SEEDS – Eine Konzertperformance für Stimmen, Bassklarinette und Steinharfe, inspiriert vom afrikanischen „Poem for Oryza“
Tamara Walcott: Stimme, Poesie in englischer Sprache, Initialkonzept (Surinam- Holland- USA-Paris); Rasha Ragab: Stimme, Textauswahl in Arabischer Sprache (Nubien/ Ägypten- München); Lucio Capece: Bassklarinette, instrumentale und formale Komposition (Argentinien- Berlin); Christoph Nicolaus: Steinharfe (München)
Dieses Werk wurde ursprünglich durch ein Gedicht von Tamara Walcott „Poem for Oryza“ inspiriert.
Das Gedicht beruht auf der historischen Tatsache, dass eine bestimmte afrikanische Reissorte ihren Weg nach Amerika in den Zöpfen der versklavten Mädchen und Frauen fand. Die Frauen flochten die Reissamen in ihr Haar, um eine Überlebensmöglichkeit in der unbestimmten Zukunft zu haben. Diese Reissorte hat in den letzten Jahren die Aufmerksamkeit der Genetikforscher auf sich gezogen. Denn, da sie wenig Wasser braucht und starke Sonneneinstrahlung verträgt könnte sie angesichts der Umweltkrise in der Zukunft wichtig für die Welternährung werden. Dies ist ein kaum bekanntes Beispiel wie versklavte Menschen unabhängig von ihren Umständen weiterhin durch Dinge oder kulturelle Artefakte Bedeutungen schaffen.

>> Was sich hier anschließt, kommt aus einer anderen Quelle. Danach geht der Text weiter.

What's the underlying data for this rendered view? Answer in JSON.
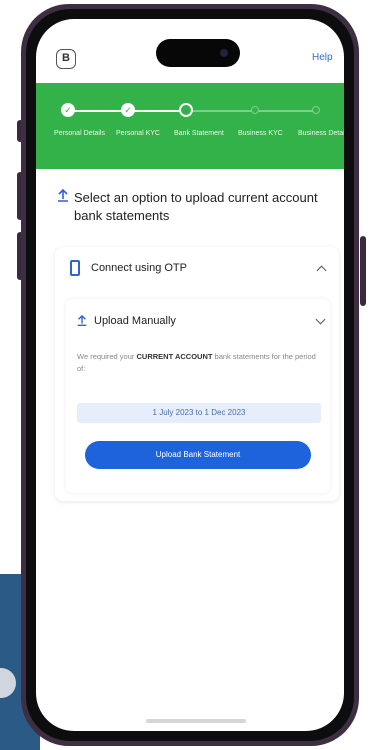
{
  "header": {
    "help_label": "Help",
    "logo_glyph": "B"
  },
  "stepper": {
    "steps": [
      {
        "label": "Personal Details",
        "state": "done"
      },
      {
        "label": "Personal KYC",
        "state": "done"
      },
      {
        "label": "Bank Statement",
        "state": "active"
      },
      {
        "label": "Business KYC",
        "state": "todo"
      },
      {
        "label": "Business Details",
        "state": "todo"
      }
    ],
    "color": "#33b249"
  },
  "main": {
    "heading": "Select an option to upload current account bank statements",
    "otp": {
      "label": "Connect using OTP",
      "expanded": false
    },
    "manual": {
      "label": "Upload Manually",
      "note_prefix": "We required your",
      "note_bold": "CURRENT ACCOUNT",
      "note_suffix": "bank statements for the period of:",
      "period": "1 July 2023 to 1 Dec 2023",
      "button_label": "Upload Bank Statement"
    }
  },
  "icons": {
    "help": "help-link",
    "heading": "upload-icon",
    "otp": "phone-icon",
    "manual": "upload-icon",
    "otp_chevron": "chevron-up-icon",
    "manual_chevron": "chevron-down-icon"
  },
  "colors": {
    "accent": "#1f63dc",
    "green": "#33b249",
    "frame": "#3d2e42"
  }
}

Tamara, die von afrikanischen Sklaven abstammt, sagt dazu: „Die Frau trägt den Reis in ihrem Haar, aber der Reis trägt auch die Frau und gibt einer von Angst geprägten Existenz eine Bedeutung.“
Rasha Ragab hat ergänzend ein Gedicht von Mewlana Jalaluddin Rumi ausgewählt, das sich auch auf Saatgut bezieht – allerdings aus einer ganz anderen Perspektive.

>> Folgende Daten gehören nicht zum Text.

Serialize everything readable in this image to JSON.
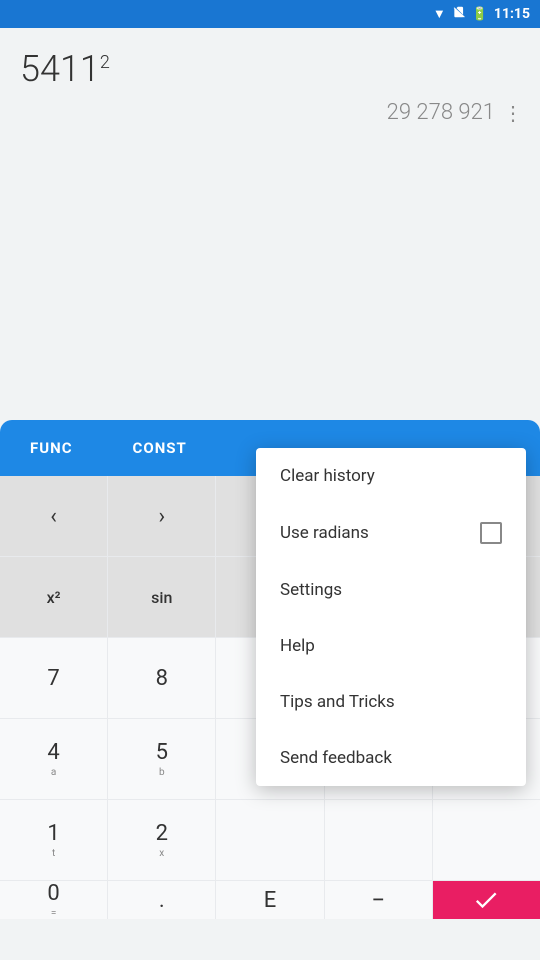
{
  "statusBar": {
    "time": "11:15",
    "icons": [
      "wifi",
      "sim-off",
      "battery"
    ]
  },
  "calculator": {
    "expression": "5411",
    "exponent": "2",
    "result": "29 278 921"
  },
  "tabs": [
    {
      "label": "FUNC",
      "active": false
    },
    {
      "label": "CONST",
      "active": false
    }
  ],
  "buttons": [
    {
      "label": "‹",
      "sub": "",
      "type": "nav"
    },
    {
      "label": "›",
      "sub": "",
      "type": "nav"
    },
    {
      "label": "",
      "sub": "",
      "type": "empty"
    },
    {
      "label": "",
      "sub": "",
      "type": "empty"
    },
    {
      "label": "",
      "sub": "",
      "type": "empty"
    },
    {
      "label": "x²",
      "sub": "",
      "type": "func"
    },
    {
      "label": "sin",
      "sub": "",
      "type": "func"
    },
    {
      "label": "",
      "sub": "",
      "type": "empty"
    },
    {
      "label": "",
      "sub": "",
      "type": "empty"
    },
    {
      "label": "",
      "sub": "",
      "type": "empty"
    },
    {
      "label": "7",
      "sub": "",
      "type": "num"
    },
    {
      "label": "8",
      "sub": "",
      "type": "num"
    },
    {
      "label": "",
      "sub": "",
      "type": "empty"
    },
    {
      "label": "",
      "sub": "",
      "type": "empty"
    },
    {
      "label": "",
      "sub": "",
      "type": "empty"
    },
    {
      "label": "4",
      "sub": "a",
      "type": "num"
    },
    {
      "label": "5",
      "sub": "b",
      "type": "num"
    },
    {
      "label": "",
      "sub": "",
      "type": "empty"
    },
    {
      "label": "",
      "sub": "",
      "type": "empty"
    },
    {
      "label": "",
      "sub": "",
      "type": "empty"
    },
    {
      "label": "1",
      "sub": "t",
      "type": "num"
    },
    {
      "label": "2",
      "sub": "x",
      "type": "num"
    },
    {
      "label": "",
      "sub": "",
      "type": "empty"
    },
    {
      "label": "",
      "sub": "",
      "type": "empty"
    },
    {
      "label": "",
      "sub": "",
      "type": "empty"
    },
    {
      "label": "0",
      "sub": "=",
      "type": "num"
    },
    {
      "label": ".",
      "sub": "",
      "type": "num"
    },
    {
      "label": "E",
      "sub": "",
      "type": "num"
    },
    {
      "label": "−",
      "sub": "",
      "type": "operator"
    },
    {
      "label": "●",
      "sub": "",
      "type": "pink"
    }
  ],
  "menu": {
    "items": [
      {
        "label": "Clear history",
        "hasCheckbox": false
      },
      {
        "label": "Use radians",
        "hasCheckbox": true,
        "checked": false
      },
      {
        "label": "Settings",
        "hasCheckbox": false
      },
      {
        "label": "Help",
        "hasCheckbox": false
      },
      {
        "label": "Tips and Tricks",
        "hasCheckbox": false
      },
      {
        "label": "Send feedback",
        "hasCheckbox": false
      }
    ]
  }
}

Rumi (30. September 1207 – 17. Dezember 1273) war ein persischer Sufi-Mystiker, Gelehrter, Theologe und ein bis heute bedeutender islamischer Dichter, der hauptsächlich in Konya lebte und wirkte.
Sein sufisches Gedicht „Saatgutmarkt“ reflektiert über das mystische Erleben der Verbundenheit aller Dinge miteinander und über das Geschenk sein Ego aufgeben zu dürfen und so zum eigentlichen Selbst zurückzufinden. Es ermutigt dazu den gegenwärtigen Augenblick anzunehmen, keine Angst vor Veränderungen zu haben und sich Liebe und Vertrauen dem All-Einen hinzugeben.
Das wesentlichste Element eines Samenkorns spiegelt sich in dem Stück in zwei unterschiedlichen Realitäten wider: ganzheitlicher Glaube und Vertrauen versus Angst, eine geheime Überlebensstrategie angesichts einer unbekannten, wahrscheinlich schrecklichen Zukunft.
In dem Quartettprojekt Seeds werden die beiden Gedichte von Tamara Walcott und Rasha Ragab im einem Sprechgesang vorgetragen und von der Bassklarinette und der Steinharfe lyrisch untermalt.